Le tableau, ci-dessous, indique le pourcentage de votes contre la direction et d’abstentions des promoteurs canadiens de FNB ayant une part de marché supérieure à 1 %. Les votes contre la direction se sont élevés en moyenne à environ 8 % pour l’ensemble des fournisseurs. Le bilan de la BMO se démarque, avec 28 % des votes contre la direction (abstentions comprises), ce qui résulte principalement de l’affirmation d’une participation indépendante du conseil d’administration aux principaux comités.
La gouvernance pour le bien ou le mal
La Business Roundtable, un groupe de 200 chefs de la direction présidé par Jaime Dimon, de JP Morgan, a créé un engouement en incluant les employés, les clients et les communautés – en plus des actionnaires – en tant que « parties intéressées (stakeholders) ».
Compte tenu des inégalités de revenus, de l’instabilité climatique et des défis populistes posés au capitalisme, cette perspective est intéressante. Le président de BlackRock, Larry Fink, a engagé son entreprise dans l’investissement durable, en adoptant des valeurs « vertes » dans sa lettre aux chefs de la direction pour 2020.
En tant qu’actionnaire majeur, BlackRock estime qu’il encourage les entreprises à adopter des normes environnementales par l’intermédiaire du groupe de travail sur les informations financières liées au climat (Task Force on Climate-related Financial Disclosures) de l’organisme international Conseil de stabilité financière et du Conseil des normes comptables financières (Financial Accounting Standards Board). Le temps nous le dira.
La concentration de la propriété par le biais de fonds passifs pourrait également conduire à des abus. Un gestionnaire possédant toutes les entreprises d’un secteur, comme les compagnies aériennes ou les télécommunications, pourrait maximiser les rendements en décourageant la concurrence et en maintenant des prix élevés.

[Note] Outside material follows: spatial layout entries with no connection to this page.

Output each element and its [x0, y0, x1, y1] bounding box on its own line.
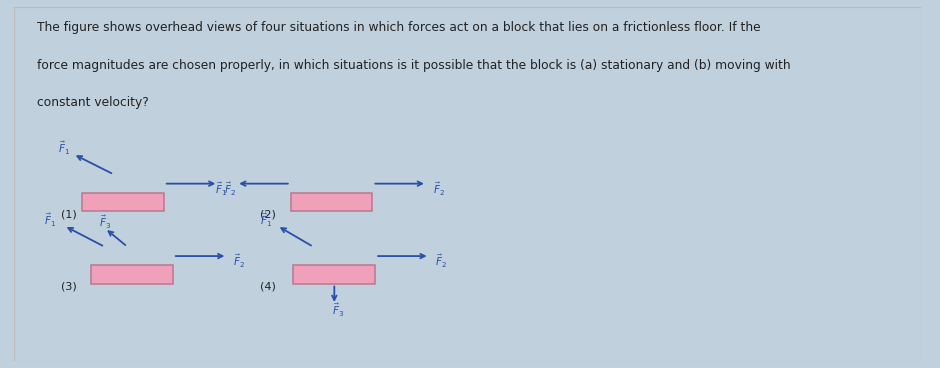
- Text: force magnitudes are chosen properly, in which situations is it possible that th: force magnitudes are chosen properly, in…: [37, 59, 791, 72]
- Text: (3): (3): [61, 282, 76, 291]
- Bar: [293, 265, 375, 284]
- Text: $\vec{F}_3$: $\vec{F}_3$: [99, 214, 111, 231]
- Text: The figure shows overhead views of four situations in which forces act on a bloc: The figure shows overhead views of four …: [37, 21, 760, 35]
- Text: constant velocity?: constant velocity?: [37, 96, 149, 109]
- Text: $\vec{F}_2$: $\vec{F}_2$: [233, 253, 245, 270]
- Bar: [290, 193, 372, 211]
- Bar: [82, 193, 164, 211]
- Text: $\vec{F}_1$: $\vec{F}_1$: [215, 181, 227, 198]
- Text: (1): (1): [61, 209, 76, 219]
- Text: $\vec{F}_3$: $\vec{F}_3$: [332, 302, 344, 319]
- Text: $\vec{F}_2$: $\vec{F}_2$: [435, 253, 447, 270]
- Bar: [91, 265, 173, 284]
- Text: $\vec{F}_1$: $\vec{F}_1$: [44, 212, 56, 229]
- Text: $\vec{F}_1$: $\vec{F}_1$: [260, 212, 273, 229]
- Text: (2): (2): [260, 209, 276, 219]
- Text: $\vec{F}_2$: $\vec{F}_2$: [224, 181, 236, 198]
- Text: $\vec{F}_2$: $\vec{F}_2$: [432, 181, 445, 198]
- Text: $\vec{F}_1$: $\vec{F}_1$: [58, 140, 70, 157]
- Text: (4): (4): [260, 282, 276, 291]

Les gestionnaires passifs ont minimisé leur influence, affirmant que les votes des administrateurs et des autres sont décidés par des marges supérieures à 30 %, de sorte que même trois détenteurs de 10 % de participation dans une société ne peuvent pas changer les résultats des votes par procuration. Mais si les grands actionnaires ne peuvent pas influencer les grandes entreprises, comment les plus petits le peuvent-ils ?
Les gestionnaires passifs peuvent utiliser leur pouvoir de procuration croissant pour influencer positivement les entreprises en rendant les registres de vote déjà publics plus ouverts à la comparaison et à l’examen. Le pouvoir de procuration passif a le potentiel d’être transformateur dans un monde qui en a besoin.
La lumière du soleil, sous forme de transparence et de divulgation, peut être le meilleur désinfectant.
* Mark Yamada est président de PÜR Investing Inc, une société de développement de logiciels spécialisée dans la gestion des risques et les stratégies de retraite à cotisations définies.